Outdoor Channel Holdings, Inc. said it narrowed its operating losses on less revenue in the fourth quarter as its ad sales rose while subscription fees declined.


The company said advertising revenue rose 12.3 percent to $8.2 million for the fourth quarter ended Dec. 31, from $7.3 million in the prior-year period.

 

Subscriber fees declined 23.9 percent to $3.5 million from $4.6 million in the 2006 fourth quarter, principally reflecting Outdoor Channel’s new rate card included in its renewed agreement with the NCTC, which was overwhelmingly adopted by the existing members of the NCTC already distributing the channel in analog basic or expanded basic tiers.

 

Total revenues declined 1.7% to $11.7 million in the 2007 fourth quarter from $11.9 million in the three months ended December 31, 2006.
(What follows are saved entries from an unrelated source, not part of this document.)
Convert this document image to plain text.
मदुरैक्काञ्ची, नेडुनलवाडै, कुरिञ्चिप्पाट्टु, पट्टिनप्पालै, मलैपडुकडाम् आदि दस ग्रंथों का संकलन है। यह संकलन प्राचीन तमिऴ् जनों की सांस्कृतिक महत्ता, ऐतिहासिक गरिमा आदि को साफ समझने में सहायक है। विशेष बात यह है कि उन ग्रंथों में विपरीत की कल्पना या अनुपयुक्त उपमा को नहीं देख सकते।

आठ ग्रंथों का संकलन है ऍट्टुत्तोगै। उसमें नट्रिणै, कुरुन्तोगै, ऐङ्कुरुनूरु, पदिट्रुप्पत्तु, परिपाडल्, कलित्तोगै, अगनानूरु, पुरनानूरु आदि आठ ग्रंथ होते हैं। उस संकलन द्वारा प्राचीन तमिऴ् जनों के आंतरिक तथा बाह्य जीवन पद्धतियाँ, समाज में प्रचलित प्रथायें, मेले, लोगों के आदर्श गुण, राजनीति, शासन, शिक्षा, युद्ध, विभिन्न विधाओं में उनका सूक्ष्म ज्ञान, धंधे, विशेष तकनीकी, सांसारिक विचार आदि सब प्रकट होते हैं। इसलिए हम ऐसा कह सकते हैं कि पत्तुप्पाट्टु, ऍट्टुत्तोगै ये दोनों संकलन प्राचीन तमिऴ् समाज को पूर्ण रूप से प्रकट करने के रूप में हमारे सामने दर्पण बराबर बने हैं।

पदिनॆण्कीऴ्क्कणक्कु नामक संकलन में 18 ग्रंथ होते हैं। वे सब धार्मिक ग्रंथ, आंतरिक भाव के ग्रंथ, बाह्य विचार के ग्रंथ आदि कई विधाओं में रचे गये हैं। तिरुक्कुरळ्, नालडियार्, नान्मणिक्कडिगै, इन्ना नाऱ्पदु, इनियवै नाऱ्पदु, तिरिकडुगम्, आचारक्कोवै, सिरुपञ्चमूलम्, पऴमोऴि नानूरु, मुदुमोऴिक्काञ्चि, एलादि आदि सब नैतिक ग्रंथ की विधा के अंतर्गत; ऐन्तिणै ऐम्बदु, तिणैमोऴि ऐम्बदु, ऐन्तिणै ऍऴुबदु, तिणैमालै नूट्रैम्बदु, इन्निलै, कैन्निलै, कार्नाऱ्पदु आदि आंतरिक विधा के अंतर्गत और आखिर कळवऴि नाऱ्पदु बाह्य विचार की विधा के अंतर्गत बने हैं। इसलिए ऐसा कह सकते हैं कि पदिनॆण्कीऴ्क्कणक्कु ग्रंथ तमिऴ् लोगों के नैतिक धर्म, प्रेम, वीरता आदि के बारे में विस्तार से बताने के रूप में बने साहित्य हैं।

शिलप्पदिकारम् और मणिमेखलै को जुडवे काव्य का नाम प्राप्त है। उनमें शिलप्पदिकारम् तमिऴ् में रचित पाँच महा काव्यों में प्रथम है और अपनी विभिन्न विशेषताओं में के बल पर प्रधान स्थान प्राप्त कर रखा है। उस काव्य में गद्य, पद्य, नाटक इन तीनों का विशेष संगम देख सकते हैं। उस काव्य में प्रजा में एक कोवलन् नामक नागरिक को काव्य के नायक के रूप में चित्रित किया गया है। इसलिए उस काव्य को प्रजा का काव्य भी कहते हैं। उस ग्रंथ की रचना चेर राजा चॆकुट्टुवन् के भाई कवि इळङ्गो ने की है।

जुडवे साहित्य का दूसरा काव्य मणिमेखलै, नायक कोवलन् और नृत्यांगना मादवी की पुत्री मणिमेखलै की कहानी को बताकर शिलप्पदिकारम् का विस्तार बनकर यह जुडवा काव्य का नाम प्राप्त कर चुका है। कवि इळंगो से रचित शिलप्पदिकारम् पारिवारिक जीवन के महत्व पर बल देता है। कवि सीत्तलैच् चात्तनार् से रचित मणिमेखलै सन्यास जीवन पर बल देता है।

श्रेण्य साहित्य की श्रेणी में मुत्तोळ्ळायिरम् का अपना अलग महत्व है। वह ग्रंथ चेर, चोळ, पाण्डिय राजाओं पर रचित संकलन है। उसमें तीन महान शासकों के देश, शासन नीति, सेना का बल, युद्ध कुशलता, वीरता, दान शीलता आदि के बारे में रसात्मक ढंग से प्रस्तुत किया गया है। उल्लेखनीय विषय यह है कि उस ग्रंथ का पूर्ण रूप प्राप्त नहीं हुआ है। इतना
The company narrowed its loss from operations to $1.0 million for the 2007 fourth quarter from a loss from operations of $3.1 million for the prior-year period.


For the 2007 fourth quarter, the company’s net loss from continuing operations was $1.6 million, or $0.06 per share, consistent with the same 2006 period. Earnings before interest, taxes, depreciation and amortization (EBITDA), adjusted for the effects of discontinued operations and share-based compensation expense, equaled $1.5 million for 2007, versus $1.4 million for 2006.


Full year results


For the 12 months ended Dec. 31, 2007, advertising sales increased 13.7 percent to $29.1 million from $25.6 million during 2006. Subscriber fee revenues rose modestly to $17.8 million from $17.7 million in the 12 months ended December 31, 2006. Total revenues for 2007 grew 8.3% to $46.9 million from $43.3 million in the comparable period a year ago.


The company posted a loss from operations of $3.4 million for 2007, compared with a loss from operations of $13.0 million the prior year, which included a write-off of $9.5 million of the carrying value of multi-system operator (MSO) relationships as a result of a changed distribution strategy adopted by the board in September 2006.


For 2007, Outdoor Channel Holdings incurred a net loss of $1.9 million, or $0.07 per share, compared with a net loss of $7.0 million, or $0.28 per share, for 2006. EBITDA, adjusted for the effects of discontinued operations and share-based compensation expense, equaled $9.5 million for 2007. In 2006, the company incurred a loss to earnings before interest, taxes, depreciation and amortization, adjusted for the effects of discontinued operations and share–based compensation expense of $3.6 million.


“During 2007, we were successful in establishing Outdoor Channel as America’s undisputed leader in outdoor TV and enhancing the value proposition available to cable and satellite operators through increased quality programming,” said Roger L. Werner, president and chief executive officer. “The year was also marked by numerous achievements that improved the overall prospects of Outdoor Channel for the long term. The divestiture of the company’s historic gold business enabled us to focus all of our efforts and resources entirely on our core operations at Outdoor Channel. Our affiliate sales team, advertising salesforce, production group and board of directors were all strengthened with the addition of cable industry veterans, and our finance team was augmented with the hiring of a chief accounting officer plus two additional CPAs, as well as the engagement of Ernst & Young as our new public accounting firm.

“Importantly, we updated the Outdoor Channel brand with a more contemporary, action-oriented look and feel, and incorporated these elements on air, as well as on our new multi-channel broadband site that launched during 2007. We were particularly pleased with Outdoor Channel’s record ratings performance in the 2007 fourth quarter, which we believe exemplifies the success of our new programming strategy and commitment to quality. These achievements, along with our renewed distribution agreement with the National Cable Television Cooperative (NCTC), set the stage for another exciting year in 2008.”